As we have said, nothing can well illustrate, on paper, the power of the orator’s speech, but the following may serve, as, in some measure, illustrating his method:—
“The Gospel Mould.
“I compare such preachers to a miner, who should go to the quarry where he raised the ore, and, taking his sledge in his hand, should endeavour to form bars of iron of the ore in its rough state, without a furnace to melt it, or a rolling mill to roll it out, or moulds to cast the metal, and conform the casts to their patterns. The Gospel is like a form, or mould, and sinners are to be melted, as it were, and cast into it. ‘But ye have obeyed from the heart that form of doctrine which was delivered you,’ or into which you were delivered, as is the marginal reading, so that your hearts ran into the mould.

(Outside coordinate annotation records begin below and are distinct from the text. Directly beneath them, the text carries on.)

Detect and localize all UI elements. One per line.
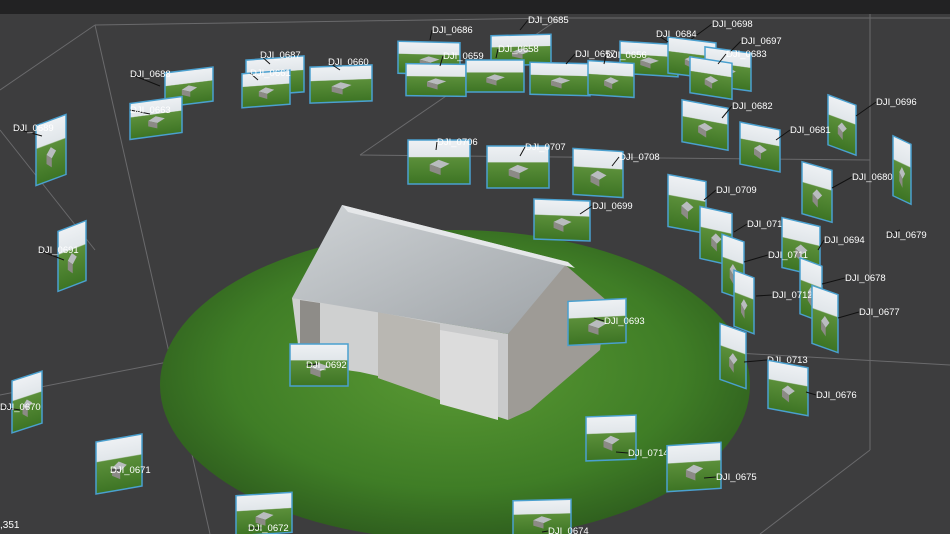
camera-label: DJI_0656 <box>606 50 647 61</box>
camera-label: DJI_0682 <box>732 101 773 112</box>
camera-label: DJI_0660 <box>328 57 369 68</box>
camera-label: DJI_0689 <box>13 123 54 134</box>
camera-label: DJI_0679 <box>886 230 927 241</box>
camera-label: DJI_0692 <box>306 360 347 371</box>
camera-label: DJI_0698 <box>712 19 753 30</box>
camera-thumbnail[interactable] <box>587 59 635 99</box>
camera-leader-line <box>733 223 748 233</box>
camera-label: DJI_0709 <box>716 185 757 196</box>
camera-label: DJI_0699 <box>592 201 633 212</box>
camera-label: DJI_0676 <box>816 390 857 401</box>
camera-label: DJI_0671 <box>110 465 151 476</box>
camera-leader-line <box>821 277 846 285</box>
camera-label: DJI_0663 <box>130 105 171 116</box>
camera-leader-line <box>743 359 768 363</box>
camera-leader-line <box>565 53 576 65</box>
camera-thumbnail[interactable] <box>767 359 809 417</box>
camera-label: DJI_0714 <box>628 448 669 459</box>
scene-canvas[interactable]: DJI_0685 DJI_0686 DJI_0698 DJI_0684 DJI_0697… <box>0 0 950 534</box>
camera-label: DJI_0675 <box>716 472 757 483</box>
camera-thumbnail[interactable] <box>689 55 733 101</box>
coordinate-readout: ,351 <box>0 520 20 531</box>
camera-leader-line <box>831 176 853 189</box>
camera-leader-line <box>743 254 769 263</box>
camera-label: DJI_0678 <box>845 273 886 284</box>
camera-label: DJI_0697 <box>741 36 782 47</box>
camera-label: DJI_0674 <box>548 526 589 534</box>
camera-label: DJI_0693 <box>604 316 645 327</box>
camera-label: DJI_0677 <box>859 307 900 318</box>
toolbar-strip <box>0 0 950 14</box>
camera-label: DJI_0712 <box>772 290 813 301</box>
camera-label: DJI_0696 <box>876 97 917 108</box>
camera-thumbnail[interactable] <box>681 98 729 152</box>
camera-label: DJI_0684 <box>656 29 697 40</box>
camera-leader-line <box>837 311 860 319</box>
camera-label: DJI_0694 <box>824 235 865 246</box>
camera-thumbnail[interactable] <box>801 160 833 224</box>
camera-thumbnail[interactable] <box>892 134 912 206</box>
camera-thumbnail[interactable] <box>405 62 467 98</box>
camera-label: DJI_0680 <box>852 172 893 183</box>
camera-thumbnail[interactable] <box>129 95 183 141</box>
camera-thumbnail[interactable] <box>572 147 624 199</box>
camera-leader-line <box>755 294 773 297</box>
camera-label: DJI_0706 <box>437 137 478 148</box>
camera-leader-line <box>519 19 529 31</box>
camera-label: DJI_0686 <box>432 25 473 36</box>
camera-label: DJI_0661 <box>250 68 291 79</box>
camera-thumbnail[interactable] <box>739 121 781 173</box>
camera-label: DJI_0658 <box>498 44 539 55</box>
camera-label: DJI_0683 <box>726 49 767 60</box>
camera-label: DJI_0670 <box>0 402 41 413</box>
camera-label: DJI_0685 <box>528 15 569 26</box>
camera-label: DJI_0707 <box>525 142 566 153</box>
camera-label: DJI_0691 <box>38 245 79 256</box>
3d-viewport[interactable]: DJI_0685 DJI_0686 DJI_0698 DJI_0684 DJI_0697… <box>0 0 950 534</box>
camera-label: DJI_0681 <box>790 125 831 136</box>
camera-thumbnail[interactable] <box>309 64 373 104</box>
camera-label: DJI_0708 <box>619 152 660 163</box>
camera-thumbnail[interactable] <box>465 59 525 93</box>
camera-thumbnail[interactable] <box>719 322 747 390</box>
camera-label: DJI_0687 <box>260 50 301 61</box>
camera-thumbnail[interactable] <box>529 61 591 97</box>
camera-thumbnail[interactable] <box>827 93 857 157</box>
camera-thumbnail[interactable] <box>733 269 755 335</box>
camera-thumbnail[interactable] <box>57 219 87 293</box>
camera-leader-line <box>855 101 877 117</box>
camera-thumbnail[interactable] <box>811 284 839 354</box>
camera-label: DJI_0672 <box>248 523 289 534</box>
camera-thumbnail[interactable] <box>666 441 722 493</box>
camera-thumbnail[interactable] <box>95 433 143 495</box>
camera-label: DJI_0688 <box>130 69 171 80</box>
camera-thumbnail[interactable] <box>533 198 591 242</box>
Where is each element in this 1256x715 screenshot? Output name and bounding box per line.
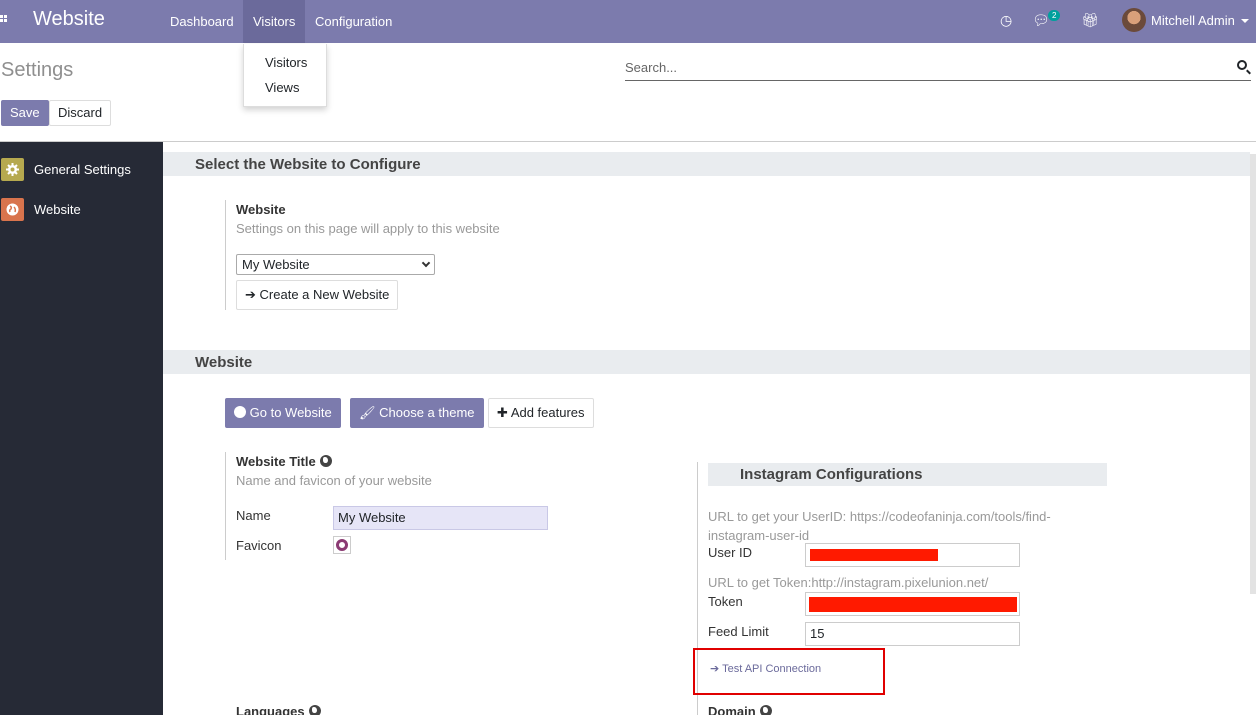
feed-limit-label: Feed Limit bbox=[708, 624, 769, 639]
go-to-website-label: Go to Website bbox=[249, 405, 332, 420]
section-title: Website bbox=[195, 354, 253, 371]
section-title: Select the Website to Configure bbox=[195, 156, 421, 173]
domain-text: Domain bbox=[708, 704, 756, 715]
token-help: URL to get Token:http://instagram.pixelu… bbox=[708, 575, 989, 590]
odoo-logo-icon bbox=[336, 539, 348, 551]
search-placeholder: Search... bbox=[625, 60, 678, 75]
redaction-mark bbox=[809, 597, 1017, 612]
languages-text: Languages bbox=[236, 704, 305, 715]
languages-label: Languages bbox=[236, 704, 321, 715]
divider bbox=[225, 452, 226, 560]
website-field-label: Website bbox=[236, 202, 286, 217]
go-to-website-button[interactable]: Go to Website bbox=[225, 398, 341, 428]
feed-limit-input[interactable]: 15 bbox=[805, 622, 1020, 646]
gear-icon bbox=[1, 158, 24, 181]
userid-label: User ID bbox=[708, 545, 753, 560]
visitors-dropdown: Visitors Views bbox=[243, 44, 327, 107]
create-website-label: Create a New Website bbox=[259, 287, 390, 302]
scrollbar[interactable] bbox=[1250, 154, 1256, 594]
gift-icon[interactable]: 🎁︎ bbox=[1081, 12, 1099, 29]
globe-icon bbox=[234, 406, 246, 418]
menu-visitors[interactable]: Visitors bbox=[243, 0, 306, 43]
token-label: Token bbox=[708, 594, 743, 609]
clock-icon[interactable]: ◷ bbox=[1000, 12, 1012, 29]
arrow-right-icon: ➔ bbox=[710, 663, 720, 675]
name-input[interactable]: My Website bbox=[333, 506, 548, 530]
add-features-label: Add features bbox=[510, 405, 585, 420]
name-label: Name bbox=[236, 508, 271, 523]
globe-icon bbox=[759, 705, 772, 715]
userid-help: URL to get your UserID: https://codeofan… bbox=[708, 509, 1051, 543]
section-header-select-website: Select the Website to Configure bbox=[163, 152, 1250, 176]
app-title: Website bbox=[33, 8, 105, 30]
create-website-button[interactable]: ➔ Create a New Website bbox=[236, 280, 399, 310]
page-title: Settings bbox=[1, 59, 74, 81]
menu-dashboard[interactable]: Dashboard bbox=[160, 0, 244, 43]
avatar[interactable] bbox=[1122, 8, 1146, 32]
website-title-label: Website Title bbox=[236, 454, 332, 469]
chevron-down-icon bbox=[421, 258, 431, 268]
section-header-website: Website bbox=[163, 350, 1250, 374]
instagram-title: Instagram Configurations bbox=[740, 466, 923, 483]
chevron-down-icon[interactable] bbox=[1241, 19, 1249, 23]
favicon-image[interactable] bbox=[333, 536, 351, 554]
divider bbox=[225, 200, 226, 310]
test-api-label: Test API Connection bbox=[722, 663, 822, 675]
paintbrush-icon: 🖌︎ bbox=[359, 405, 376, 420]
dropdown-item-visitors[interactable]: Visitors bbox=[265, 55, 307, 70]
globe-icon bbox=[308, 705, 321, 715]
globe-icon bbox=[319, 455, 332, 467]
top-navbar: Website Dashboard Visitors Configuration… bbox=[0, 0, 1256, 43]
sidebar-item-general-settings[interactable]: General Settings bbox=[0, 158, 163, 198]
website-select[interactable]: My Website bbox=[236, 254, 435, 275]
chat-badge: 2 bbox=[1048, 10, 1061, 21]
sidebar-item-website[interactable]: Website bbox=[0, 198, 163, 238]
sidebar-item-label: Website bbox=[34, 202, 81, 217]
add-features-button[interactable]: ✚ Add features bbox=[488, 398, 594, 428]
redaction-mark bbox=[810, 549, 938, 561]
discard-button[interactable]: Discard bbox=[49, 100, 112, 126]
favicon-label: Favicon bbox=[236, 538, 282, 553]
website-title-text: Website Title bbox=[236, 454, 316, 469]
test-api-link[interactable]: ➔ Test API Connection bbox=[710, 662, 821, 675]
plus-icon: ✚ bbox=[497, 405, 508, 420]
settings-content: Select the Website to Configure Website … bbox=[163, 142, 1256, 715]
user-name[interactable]: Mitchell Admin bbox=[1151, 13, 1235, 28]
instagram-header: Instagram Configurations bbox=[708, 463, 1107, 486]
choose-theme-button[interactable]: 🖌︎ Choose a theme bbox=[350, 398, 484, 428]
website-field-help: Settings on this page will apply to this… bbox=[236, 221, 500, 236]
arrow-right-icon: ➔ bbox=[245, 287, 256, 302]
control-panel: Settings Search... Save Discard bbox=[0, 44, 1256, 142]
domain-label: Domain bbox=[708, 704, 772, 715]
website-title-help: Name and favicon of your website bbox=[236, 473, 432, 488]
sidebar-item-label: General Settings bbox=[34, 162, 131, 177]
choose-theme-label: Choose a theme bbox=[379, 405, 475, 420]
userid-input[interactable] bbox=[805, 543, 1020, 567]
apps-menu-icon[interactable] bbox=[0, 15, 8, 25]
settings-sidebar: General Settings Website bbox=[0, 142, 163, 715]
save-button[interactable]: Save bbox=[1, 100, 49, 126]
search-icon[interactable] bbox=[1237, 60, 1247, 70]
dropdown-item-views[interactable]: Views bbox=[265, 80, 299, 95]
menu-configuration[interactable]: Configuration bbox=[305, 0, 402, 43]
token-input[interactable] bbox=[805, 592, 1020, 616]
website-select-value: My Website bbox=[242, 257, 310, 272]
search-input[interactable]: Search... bbox=[625, 59, 1251, 81]
globe-icon bbox=[1, 198, 24, 221]
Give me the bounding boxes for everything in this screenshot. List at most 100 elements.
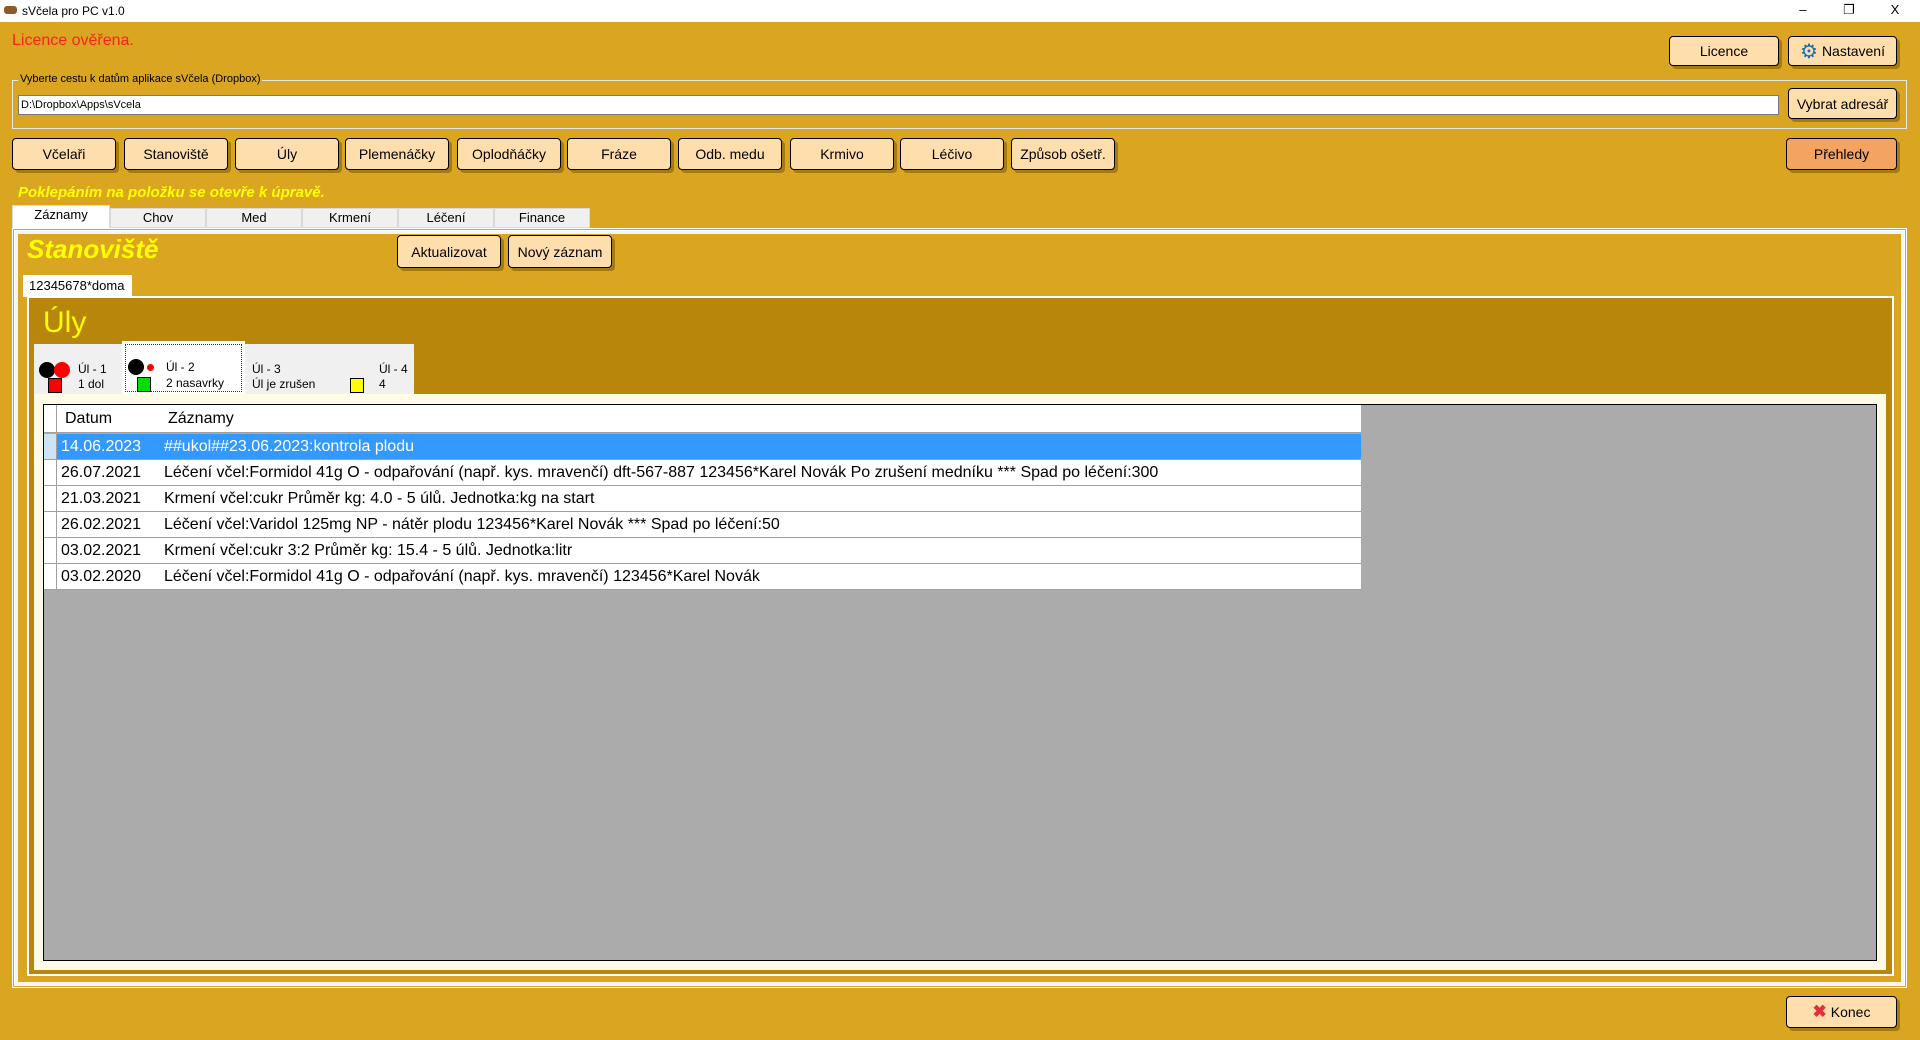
restore-button[interactable]: ❐ <box>1826 0 1872 22</box>
row-header[interactable] <box>44 460 57 485</box>
cell-record: Léčení včel:Formidol 41g O - odpařování … <box>164 464 1159 481</box>
nav-label: Způsob ošetř. <box>1020 146 1106 162</box>
queen-black-dot-icon <box>128 359 144 375</box>
nav-label: Krmivo <box>820 146 864 162</box>
tab-0[interactable]: Záznamy <box>12 205 110 229</box>
new-record-button[interactable]: Nový záznam <box>508 235 612 268</box>
hive-tab-2[interactable]: Úl - 2 2 nasavrky <box>122 341 245 395</box>
minimize-button[interactable]: – <box>1780 0 1826 22</box>
hive-name: Úl - 1 <box>78 362 107 376</box>
cell-date: 26.02.2021 <box>61 516 142 533</box>
column-header-date[interactable]: Datum <box>65 410 112 428</box>
hive-info: 2 nasavrky <box>166 376 225 390</box>
row-header-corner <box>44 405 57 432</box>
tab-5[interactable]: Finance <box>494 208 590 228</box>
nav-button[interactable]: Krmivo <box>790 138 894 170</box>
nav-button[interactable]: Plemenáčky <box>345 138 449 170</box>
gear-icon: ⚙ <box>1800 40 1818 63</box>
window-title: sVčela pro PC v1.0 <box>22 4 125 18</box>
row-header[interactable] <box>44 512 57 537</box>
status-square-icon <box>48 378 62 393</box>
hint-text: Poklepáním na položku se otevře k úpravě… <box>18 184 325 201</box>
table-row[interactable]: 03.02.2020 Léčení včel:Formidol 41g O - o… <box>44 564 1361 590</box>
nav-label: Fráze <box>601 146 637 162</box>
column-header-records[interactable]: Záznamy <box>168 410 234 428</box>
status-square-icon <box>350 378 364 393</box>
tab-2[interactable]: Med <box>206 208 302 228</box>
nav-button[interactable]: Včelaři <box>12 138 116 170</box>
section-title: Stanoviště <box>27 234 159 264</box>
nav-button[interactable]: Odb. medu <box>678 138 782 170</box>
cell-record: ##ukol##23.06.2023:kontrola plodu <box>164 438 414 455</box>
cell-date: 03.02.2020 <box>61 568 142 585</box>
hive-tab-1[interactable]: Úl - 1 1 dol <box>34 344 122 394</box>
nav-button[interactable]: Fráze <box>567 138 671 170</box>
licence-label: Licence <box>1699 43 1749 59</box>
nav-button[interactable]: Úly <box>235 138 339 170</box>
licence-button[interactable]: Licence <box>1669 36 1779 66</box>
nav-label: Plemenáčky <box>358 146 436 162</box>
row-header[interactable] <box>44 486 57 511</box>
overview-button[interactable]: Přehledy <box>1786 138 1897 170</box>
browse-label: Vybrat adresář <box>1796 95 1889 112</box>
hives-title: Úly <box>43 306 87 339</box>
overview-label: Přehledy <box>1813 146 1870 162</box>
row-header[interactable] <box>44 564 57 589</box>
settings-button[interactable]: ⚙ Nastavení <box>1788 36 1897 66</box>
nav-button[interactable]: Stanoviště <box>124 138 228 170</box>
hive-tab-4[interactable]: Úl - 4 4 <box>336 344 414 394</box>
hive-info: 4 <box>379 377 386 391</box>
table-row[interactable]: 14.06.2023 ##ukol##23.06.2023:kontrola pl… <box>44 434 1361 460</box>
queen-red-dot-icon <box>147 364 154 371</box>
tab-3[interactable]: Krmení <box>302 208 398 228</box>
app-icon <box>4 6 17 14</box>
hive-info: Úl je zrušen <box>252 377 316 391</box>
table-row[interactable]: 26.02.2021 Léčení včel:Varidol 125mg NP -… <box>44 512 1361 538</box>
refresh-label: Aktualizovat <box>411 243 487 260</box>
records-grid[interactable]: Datum Záznamy 14.06.2023 ##ukol##23.06.20… <box>43 404 1877 961</box>
row-header[interactable] <box>44 538 57 563</box>
hive-name: Úl - 4 <box>379 362 408 376</box>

Evangelical preachers have, in the name of Christ, a mould, or form to cast the minds of men into; as Solomon the vessels of the temple. The Sadducees and Pharisees had their forms, and legal preachers have their forms; but evangelical preachers should bring with them the ‘form of sound words,’ so that, if the hearers believe, or are melted into it, Christ may be formed in their hearts,—then they will be as born of the truth, and the image of the truth will appear in their sentiments, and experience, and in their conduct in the Church, in the family, and in the neighbourhood. Preachers without the mould are all those who do not preach all the points of the Gospel of the Grace of God.”